John Lennon Reveals Torture of Beatles 'Let It Be' Album In Tape-recorded Interview Now Up For Auction


                                                                   

                                                                    
                                                                    

                                                                      


RECORDING their 12th and last studio album was nothing short of "torture" for The Beatles, said John Lennon in a tape-recorded interview coming up for auction this month. 
The Fab Four had just completed Let It Be in 1969, but had yet to break up, when Lennon and wife Yoko Ono sat down in Toronto with radio DJ and Village Voice critic Howard Smith for an hour-long interview.

"We were going through hell. We often do. It's torture every time we produce anything,'' Lennon revealed.

"The Beatles haven't got any magic you haven't got. We suffer like hell anytime we make anything, and we got each other to contend with. Imagine working with the Beatles, it's tough,'' he said.

"There's just tension. It's tense every time the red light (in the recording studio) goes on.''

Released in May 1970, and ranked by Rolling Stone magazine as one of the 500 greatest albums of all time, Let It Be was largely recorded in London in 1969 to complement a film of the same name.

Its title track and 'The Long and Winding Road' endure as two of the Beatles' most memorable songs.

But for Lennon, who was murdered in New York in 1980, Let It Be was a "strange album'' that reflected the friction that had grown between himself and band mates Paul McCartney, George Harrison and Ringo Starr.

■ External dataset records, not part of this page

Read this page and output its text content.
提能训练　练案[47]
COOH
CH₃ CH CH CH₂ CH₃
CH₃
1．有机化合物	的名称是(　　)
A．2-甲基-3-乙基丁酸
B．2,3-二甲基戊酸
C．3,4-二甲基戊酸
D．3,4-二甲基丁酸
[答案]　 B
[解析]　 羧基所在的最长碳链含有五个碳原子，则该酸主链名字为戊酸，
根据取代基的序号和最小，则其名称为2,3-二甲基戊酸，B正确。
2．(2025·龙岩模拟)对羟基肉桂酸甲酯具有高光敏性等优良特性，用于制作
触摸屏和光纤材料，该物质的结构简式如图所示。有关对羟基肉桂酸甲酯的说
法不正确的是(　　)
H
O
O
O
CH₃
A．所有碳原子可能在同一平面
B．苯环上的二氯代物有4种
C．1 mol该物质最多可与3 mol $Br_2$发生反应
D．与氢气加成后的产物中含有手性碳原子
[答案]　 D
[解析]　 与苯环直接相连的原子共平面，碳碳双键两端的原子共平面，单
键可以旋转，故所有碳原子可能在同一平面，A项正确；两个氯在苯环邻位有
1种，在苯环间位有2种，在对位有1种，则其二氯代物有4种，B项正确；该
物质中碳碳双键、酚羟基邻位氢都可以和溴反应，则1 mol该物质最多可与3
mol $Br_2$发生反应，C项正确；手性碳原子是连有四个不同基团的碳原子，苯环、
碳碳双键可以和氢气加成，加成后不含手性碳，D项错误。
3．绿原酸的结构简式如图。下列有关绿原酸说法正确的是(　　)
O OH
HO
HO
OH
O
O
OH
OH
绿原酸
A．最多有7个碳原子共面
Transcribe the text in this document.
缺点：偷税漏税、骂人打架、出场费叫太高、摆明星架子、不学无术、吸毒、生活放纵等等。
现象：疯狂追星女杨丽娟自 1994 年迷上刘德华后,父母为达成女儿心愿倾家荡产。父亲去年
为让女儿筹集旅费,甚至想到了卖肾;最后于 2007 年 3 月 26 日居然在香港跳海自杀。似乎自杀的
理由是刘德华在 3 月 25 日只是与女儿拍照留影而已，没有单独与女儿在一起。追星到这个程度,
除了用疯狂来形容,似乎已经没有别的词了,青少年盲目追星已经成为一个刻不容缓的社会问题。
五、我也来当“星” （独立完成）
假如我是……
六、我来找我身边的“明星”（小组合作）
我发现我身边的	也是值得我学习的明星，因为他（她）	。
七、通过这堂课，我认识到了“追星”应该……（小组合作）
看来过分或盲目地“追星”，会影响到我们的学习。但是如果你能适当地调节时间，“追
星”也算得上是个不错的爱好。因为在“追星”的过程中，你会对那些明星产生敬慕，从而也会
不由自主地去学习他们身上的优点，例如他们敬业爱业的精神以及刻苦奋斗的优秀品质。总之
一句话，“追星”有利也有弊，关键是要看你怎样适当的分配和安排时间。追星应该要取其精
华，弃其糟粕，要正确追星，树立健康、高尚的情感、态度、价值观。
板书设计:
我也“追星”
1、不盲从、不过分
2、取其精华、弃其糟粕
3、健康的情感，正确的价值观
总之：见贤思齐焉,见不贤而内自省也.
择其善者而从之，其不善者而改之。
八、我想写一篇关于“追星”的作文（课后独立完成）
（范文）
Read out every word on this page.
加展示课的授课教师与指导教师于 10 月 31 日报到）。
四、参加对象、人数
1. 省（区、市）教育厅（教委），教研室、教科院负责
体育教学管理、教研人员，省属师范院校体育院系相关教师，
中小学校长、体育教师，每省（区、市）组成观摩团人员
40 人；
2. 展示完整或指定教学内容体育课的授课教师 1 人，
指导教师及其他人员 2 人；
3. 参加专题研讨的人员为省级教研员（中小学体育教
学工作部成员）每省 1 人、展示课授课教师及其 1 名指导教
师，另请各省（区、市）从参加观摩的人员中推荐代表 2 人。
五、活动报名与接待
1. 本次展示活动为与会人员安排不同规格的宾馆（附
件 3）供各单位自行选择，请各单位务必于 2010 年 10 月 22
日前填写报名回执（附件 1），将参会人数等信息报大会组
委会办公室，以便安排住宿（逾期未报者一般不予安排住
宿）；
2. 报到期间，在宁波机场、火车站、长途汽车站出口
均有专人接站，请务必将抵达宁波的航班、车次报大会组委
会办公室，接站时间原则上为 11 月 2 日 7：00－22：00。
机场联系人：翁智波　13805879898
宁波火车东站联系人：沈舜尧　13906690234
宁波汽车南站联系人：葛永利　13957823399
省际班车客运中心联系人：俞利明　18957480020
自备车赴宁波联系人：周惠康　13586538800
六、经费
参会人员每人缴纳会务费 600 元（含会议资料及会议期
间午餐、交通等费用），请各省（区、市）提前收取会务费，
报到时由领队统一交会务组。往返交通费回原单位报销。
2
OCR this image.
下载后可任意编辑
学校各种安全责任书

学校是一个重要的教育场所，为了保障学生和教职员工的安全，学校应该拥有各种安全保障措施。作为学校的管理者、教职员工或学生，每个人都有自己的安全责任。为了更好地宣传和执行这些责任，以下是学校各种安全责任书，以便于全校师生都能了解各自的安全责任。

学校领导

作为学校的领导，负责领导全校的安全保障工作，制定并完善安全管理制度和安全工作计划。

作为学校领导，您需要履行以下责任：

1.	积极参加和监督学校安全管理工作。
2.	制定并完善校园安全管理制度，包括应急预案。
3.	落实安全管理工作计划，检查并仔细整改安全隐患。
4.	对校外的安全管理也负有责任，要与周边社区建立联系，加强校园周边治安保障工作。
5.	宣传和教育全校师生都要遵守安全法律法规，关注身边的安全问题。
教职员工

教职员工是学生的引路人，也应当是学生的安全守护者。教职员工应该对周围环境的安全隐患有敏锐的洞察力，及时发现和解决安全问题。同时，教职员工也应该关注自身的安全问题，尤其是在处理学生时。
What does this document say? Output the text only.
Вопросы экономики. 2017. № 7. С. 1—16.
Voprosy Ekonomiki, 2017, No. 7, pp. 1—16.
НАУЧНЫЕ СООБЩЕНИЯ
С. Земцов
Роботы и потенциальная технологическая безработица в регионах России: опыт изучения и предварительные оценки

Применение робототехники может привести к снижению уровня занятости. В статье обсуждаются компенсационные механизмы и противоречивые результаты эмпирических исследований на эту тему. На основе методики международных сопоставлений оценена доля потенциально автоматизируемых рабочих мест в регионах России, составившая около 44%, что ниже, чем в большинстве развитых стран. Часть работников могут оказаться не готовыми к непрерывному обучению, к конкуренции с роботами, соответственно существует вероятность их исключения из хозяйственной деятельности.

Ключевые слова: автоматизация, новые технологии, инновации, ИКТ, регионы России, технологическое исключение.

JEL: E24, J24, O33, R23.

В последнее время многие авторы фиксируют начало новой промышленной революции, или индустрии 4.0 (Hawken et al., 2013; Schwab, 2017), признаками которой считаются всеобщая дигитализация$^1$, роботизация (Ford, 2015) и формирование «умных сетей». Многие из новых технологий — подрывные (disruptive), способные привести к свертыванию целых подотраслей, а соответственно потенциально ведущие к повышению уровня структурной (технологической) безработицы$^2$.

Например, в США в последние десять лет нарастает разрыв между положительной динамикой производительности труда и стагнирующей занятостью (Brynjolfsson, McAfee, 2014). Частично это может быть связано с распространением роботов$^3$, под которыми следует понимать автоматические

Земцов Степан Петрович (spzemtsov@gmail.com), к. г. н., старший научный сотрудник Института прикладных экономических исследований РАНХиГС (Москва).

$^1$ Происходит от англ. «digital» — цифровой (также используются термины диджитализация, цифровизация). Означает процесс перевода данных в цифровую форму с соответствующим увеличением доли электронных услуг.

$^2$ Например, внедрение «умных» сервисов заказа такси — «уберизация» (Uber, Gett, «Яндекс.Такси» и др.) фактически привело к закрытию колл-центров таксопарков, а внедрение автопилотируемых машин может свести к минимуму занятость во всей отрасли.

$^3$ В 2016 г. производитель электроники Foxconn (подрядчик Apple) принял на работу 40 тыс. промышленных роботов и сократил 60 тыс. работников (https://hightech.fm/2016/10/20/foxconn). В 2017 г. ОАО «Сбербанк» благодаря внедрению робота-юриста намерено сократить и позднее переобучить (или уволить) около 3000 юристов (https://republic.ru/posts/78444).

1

"We never really finished it. We didn't really want to do it. Paul was hustling for us to do it. It's the Beatles with their suits off,'' he said.

New Hampshire auction house RR Auction said the hour-long interview over two audio tape reels had lain forgotten for nearly four decades in a crate at the rear of Smith's loft in New York.

"It's a frank and honest interview from one of the most revered musicians and activists of all time,'' RR Auction vice president Bobby Livingston said on Thursday.

The recording is among more than 100 Beatles-related items folded into a larger 'Marvels of Modern Music' memorabilia auction that runs from September 19 through September 26 online at www.rrauction.com.

It has an initial minimum bid listed at $US300 ($330), but Livingston estimated it could sell for between $US5000 and $US10,000.